The new Medical Device Innovation Consortium (MDIC)—a public-private partnership established jointly by the US Food and Drug Adminsitration (FDA) and LifeScience Alley, a Minnesota-based trade association, and other industry representatives—will “create a safe haven for pre-competitive collaborative research between academia and industry focusing on medical devices,” FDA commissioner Margaret Hamburg said at a press conference earlier today to unveil the initiative.
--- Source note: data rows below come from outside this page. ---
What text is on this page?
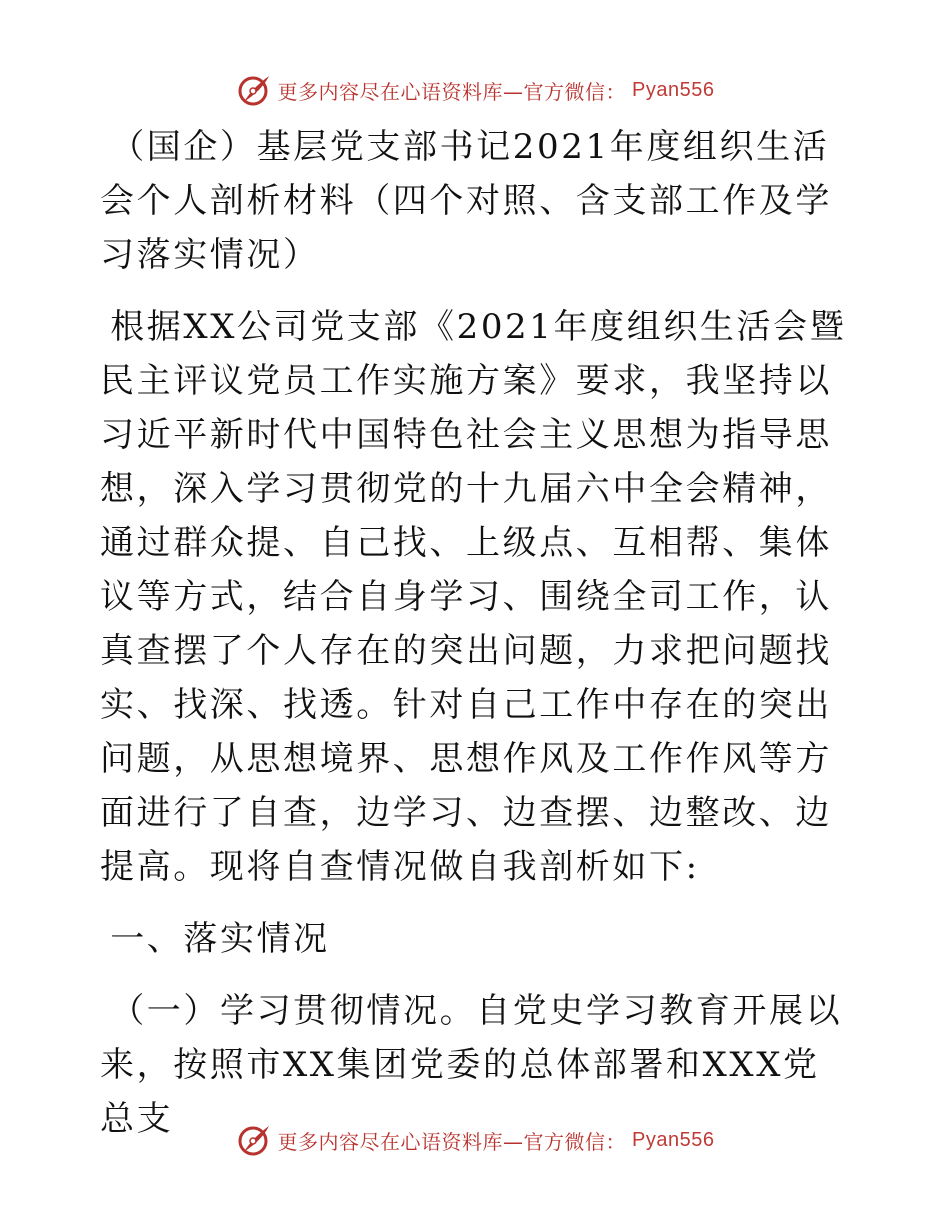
更多内容尽在心语资料库—官方微信： Pyan556

（国企）基层党支部书记2021年度组织生活会个人剖析材料（四个对照、含支部工作及学习落实情况）

根据XX公司党支部《2021年度组织生活会暨民主评议党员工作实施方案》要求，我坚持以习近平新时代中国特色社会主义思想为指导思想，深入学习贯彻党的十九届六中全会精神，通过群众提、自己找、上级点、互相帮、集体议等方式，结合自身学习、围绕全司工作，认真查摆了个人存在的突出问题，力求把问题找实、找深、找透。针对自己工作中存在的突出问题，从思想境界、思想作风及工作作风等方面进行了自查，边学习、边查摆、边整改、边提高。现将自查情况做自我剖析如下:

一、落实情况

（一）学习贯彻情况。自党史学习教育开展以来，按照市XX集团党委的总体部署和XXX党总支

更多内容尽在心语资料库—官方微信： Pyan556
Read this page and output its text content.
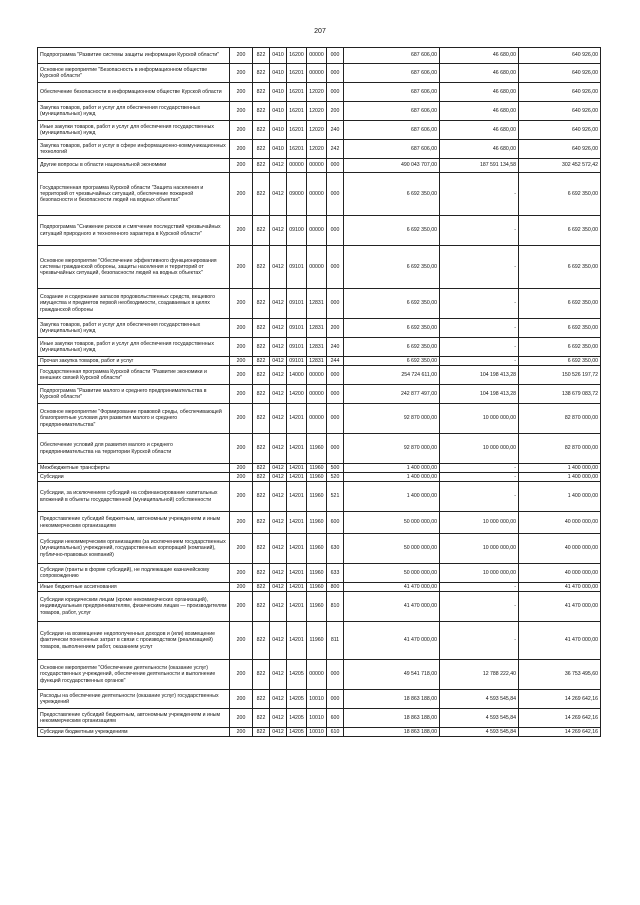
207
Подпрограмма "Развитие системы защиты информации Курской области"	200	822	0410	16200	00000	000	687 606,00	46 680,00	640 926,00
Основное мероприятие "Безопасность в информационном обществе Курской области"	200	822	0410	16201	00000	000	687 606,00	46 680,00	640 926,00
Обеспечение безопасности в информационном обществе Курской области	200	822	0410	16201	12020	000	687 606,00	46 680,00	640 926,00
Закупка товаров, работ и услуг для обеспечения государственных (муниципальных) нужд	200	822	0410	16201	12020	200	687 606,00	46 680,00	640 926,00
Иные закупки товаров, работ и услуг для обеспечения государственных (муниципальных) нужд	200	822	0410	16201	12020	240	687 606,00	46 680,00	640 926,00
Закупка товаров, работ и услуг в сфере информационно-коммуникационных технологий	200	822	0410	16201	12020	242	687 606,00	46 680,00	640 926,00
Другие вопросы в области национальной экономики	200	822	0412	00000	00000	000	490 043 707,00	187 591 134,58	302 452 572,42
Государственная программа Курской области "Защита населения и территорий от чрезвычайных ситуаций, обеспечение пожарной безопасности и безопасности людей на водных объектах"	200	822	0412	09000	00000	000	6 692 350,00	-	6 692 350,00
Подпрограмма "Снижение рисков и смягчение последствий чрезвычайных ситуаций природного и техногенного характера в Курской области"	200	822	0412	09100	00000	000	6 692 350,00	-	6 692 350,00
Основное мероприятие "Обеспечение эффективного функционирования системы гражданской обороны, защиты населения и территорий от чрезвычайных ситуаций, безопасности людей на водных объектах"	200	822	0412	09101	00000	000	6 692 350,00	-	6 692 350,00
Создание и содержание запасов продовольственных средств, вещевого имущества и предметов первой необходимости, создаваемых в целях гражданской обороны	200	822	0412	09101	12831	000	6 692 350,00	-	6 692 350,00
Закупка товаров, работ и услуг для обеспечения государственных (муниципальных) нужд	200	822	0412	09101	12831	200	6 692 350,00	-	6 692 350,00
Иные закупки товаров, работ и услуг для обеспечения государственных (муниципальных) нужд	200	822	0412	09101	12831	240	6 692 350,00	-	6 692 350,00
Прочая закупка товаров, работ и услуг	200	822	0412	09101	12831	244	6 692 350,00	-	6 692 350,00
Государственная программа Курской области "Развитие экономики и внешних связей Курской области"	200	822	0412	14000	00000	000	254 724 611,00	104 198 413,28	150 526 197,72
Подпрограмма "Развитие малого и среднего предпринимательства в Курской области"	200	822	0412	14200	00000	000	242 877 497,00	104 198 413,28	138 679 083,72
Основное мероприятие "Формирование правовой среды, обеспечивающей благоприятные условия для развития малого и среднего предпринимательства"	200	822	0412	14201	00000	000	92 870 000,00	10 000 000,00	82 870 000,00
Обеспечение условий для развития малого и среднего предпринимательства на территории Курской области	200	822	0412	14201	11960	000	92 870 000,00	10 000 000,00	82 870 000,00
Межбюджетные трансферты	200	822	0412	14201	11960	500	1 400 000,00	-	1 400 000,00
Субсидии	200	822	0412	14201	11960	520	1 400 000,00	-	1 400 000,00
Субсидии, за исключением субсидий на софинансирование капитальных вложений в объекты государственной (муниципальной) собственности	200	822	0412	14201	11960	521	1 400 000,00	-	1 400 000,00
Предоставление субсидий бюджетным, автономным учреждениям и иным некоммерческим организациям	200	822	0412	14201	11960	600	50 000 000,00	10 000 000,00	40 000 000,00
Субсидии некоммерческим организациям (за исключением государственных (муниципальных) учреждений, государственных корпораций (компаний), публично-правовых компаний)	200	822	0412	14201	11960	630	50 000 000,00	10 000 000,00	40 000 000,00
Субсидии (гранты в форме субсидий), не подлежащие казначейскому сопровождению	200	822	0412	14201	11960	633	50 000 000,00	10 000 000,00	40 000 000,00
Иные бюджетные ассигнования	200	822	0412	14201	11960	800	41 470 000,00	-	41 470 000,00
Субсидии юридическим лицам (кроме некоммерческих организаций), индивидуальным предпринимателям, физическим лицам — производителям товаров, работ, услуг	200	822	0412	14201	11960	810	41 470 000,00	-	41 470 000,00
Субсидии на возмещение недополученных доходов и (или) возмещение фактически понесенных затрат в связи с производством (реализацией) товаров, выполнением работ, оказанием услуг	200	822	0412	14201	11960	811	41 470 000,00	-	41 470 000,00
Основное мероприятие "Обеспечение деятельности (оказание услуг) государственных учреждений, обеспечение деятельности и выполнение функций государственных органов"	200	822	0412	14205	00000	000	49 541 718,00	12 788 222,40	36 753 495,60
Расходы на обеспечение деятельности (оказание услуг) государственных учреждений	200	822	0412	14205	10010	000	18 863 188,00	4 593 545,84	14 269 642,16
Предоставление субсидий бюджетным, автономным учреждениям и иным некоммерческим организациям	200	822	0412	14205	10010	600	18 863 188,00	4 593 545,84	14 269 642,16
Субсидии бюджетным учреждениям	200	822	0412	14205	10010	610	18 863 188,00	4 593 545,84	14 269 642,16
The path to developing new medical devices for clinical use in the US is a lengthy one. Unlike in Europe, where companies only have to show that a device is safe, in the US they must also demonstrate a device’s clinical effectiveness in treating a disease or medical condition. This has led to an approval lag in which devices typically reach US patients only after they have been on the market in the EU for several years.
To shorten that time lag, the FDA is now looking to industry for ideas—which is where the consortium comes in. By sharing resources between MDIC members, for example, the FDA hopes to create effective, efficient and standardized ways to validate and review devices and to prioritize funding and regulatory science decisions. “For the first time, we can determine priorities, bring together collaborative minds and analyze post-market values to determine safety and efficacy,” Jeffrey Shuren, director of the FDA’s Center for Devices and Radiological Health, said at the press conference.
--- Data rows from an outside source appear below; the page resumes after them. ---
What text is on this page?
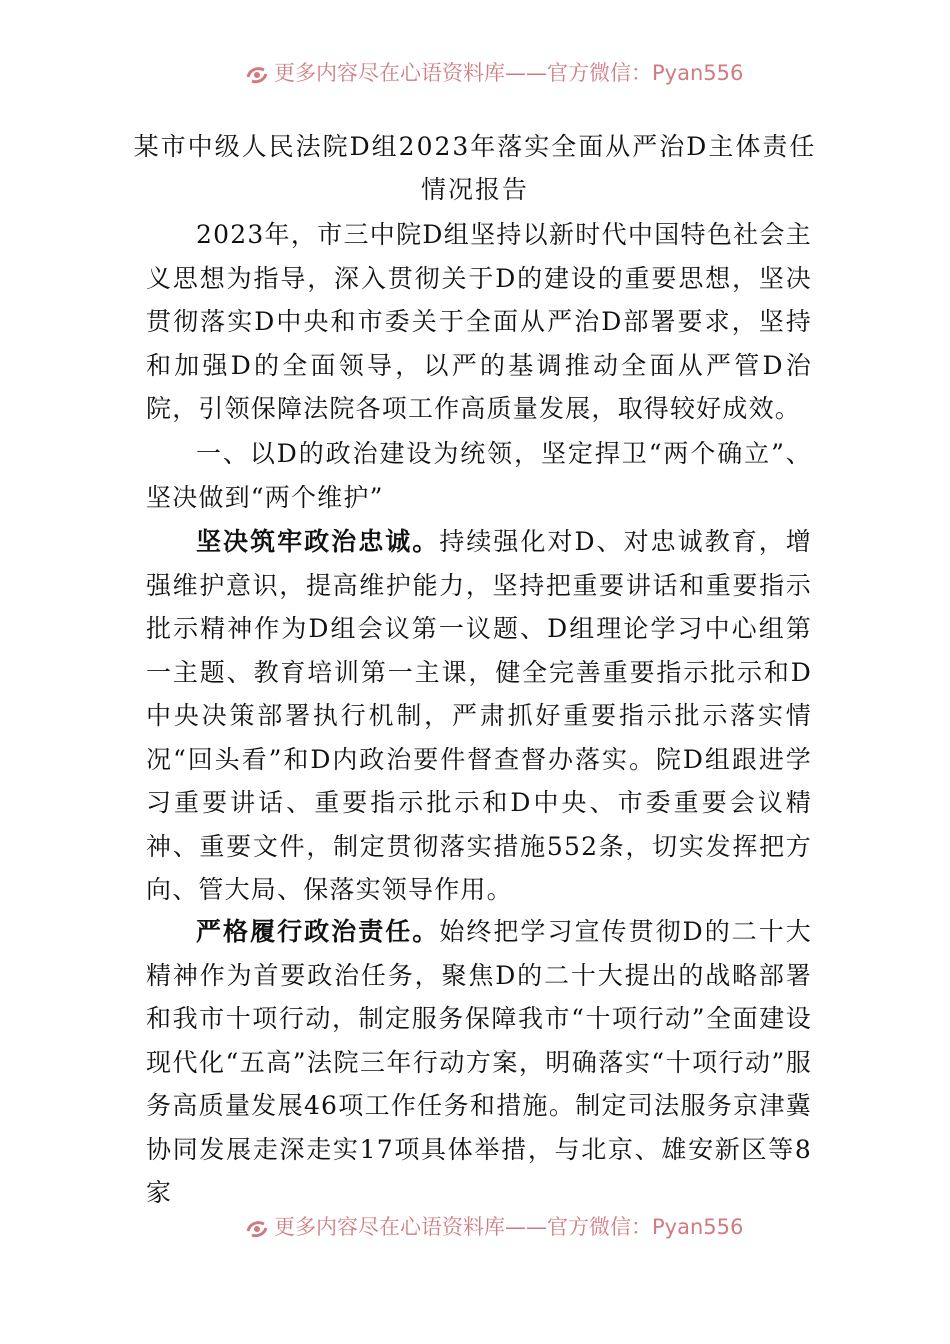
更多内容尽在心语资料库——官方微信：Pyan556
某市中级人民法院D组2023年落实全面从严治D主体责任
情况报告

2023年，市三中院D组坚持以新时代中国特色社会主义思想为指导，深入贯彻关于D的建设的重要思想，坚决贯彻落实D中央和市委关于全面从严治D部署要求，坚持和加强D的全面领导，以严的基调推动全面从严管D治院，引领保障法院各项工作高质量发展，取得较好成效。

一、以D的政治建设为统领，坚定捍卫“两个确立”、坚决做到“两个维护”

坚决筑牢政治忠诚。持续强化对D、对忠诚教育，增强维护意识，提高维护能力，坚持把重要讲话和重要指示批示精神作为D组会议第一议题、D组理论学习中心组第一主题、教育培训第一主课，健全完善重要指示批示和D中央决策部署执行机制，严肃抓好重要指示批示落实情况“回头看”和D内政治要件督查督办落实。院D组跟进学习重要讲话、重要指示批示和D中央、市委重要会议精神、重要文件，制定贯彻落实措施552条，切实发挥把方向、管大局、保落实领导作用。

严格履行政治责任。始终把学习宣传贯彻D的二十大精神作为首要政治任务，聚焦D的二十大提出的战略部署和我市十项行动，制定服务保障我市“十项行动”全面建设现代化“五高”法院三年行动方案，明确落实“十项行动”服务高质量发展46项工作任务和措施。制定司法服务京津冀协同发展走深走实17项具体举措，与北京、雄安新区等8家

更多内容尽在心语资料库——官方微信：Pyan556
Dale Nordenberg, executive director of the Medical Device Innovation, Safety and Security Consortium (MDISS), a nonprofit professional organization not associated with MDIC, praised the FDA for bringing together stakeholders through the private-public partnership. “However, the success depends on robust governance by FDA to ensure effective representation across stakeholder groups for public health needs,” he told Nature Medicine.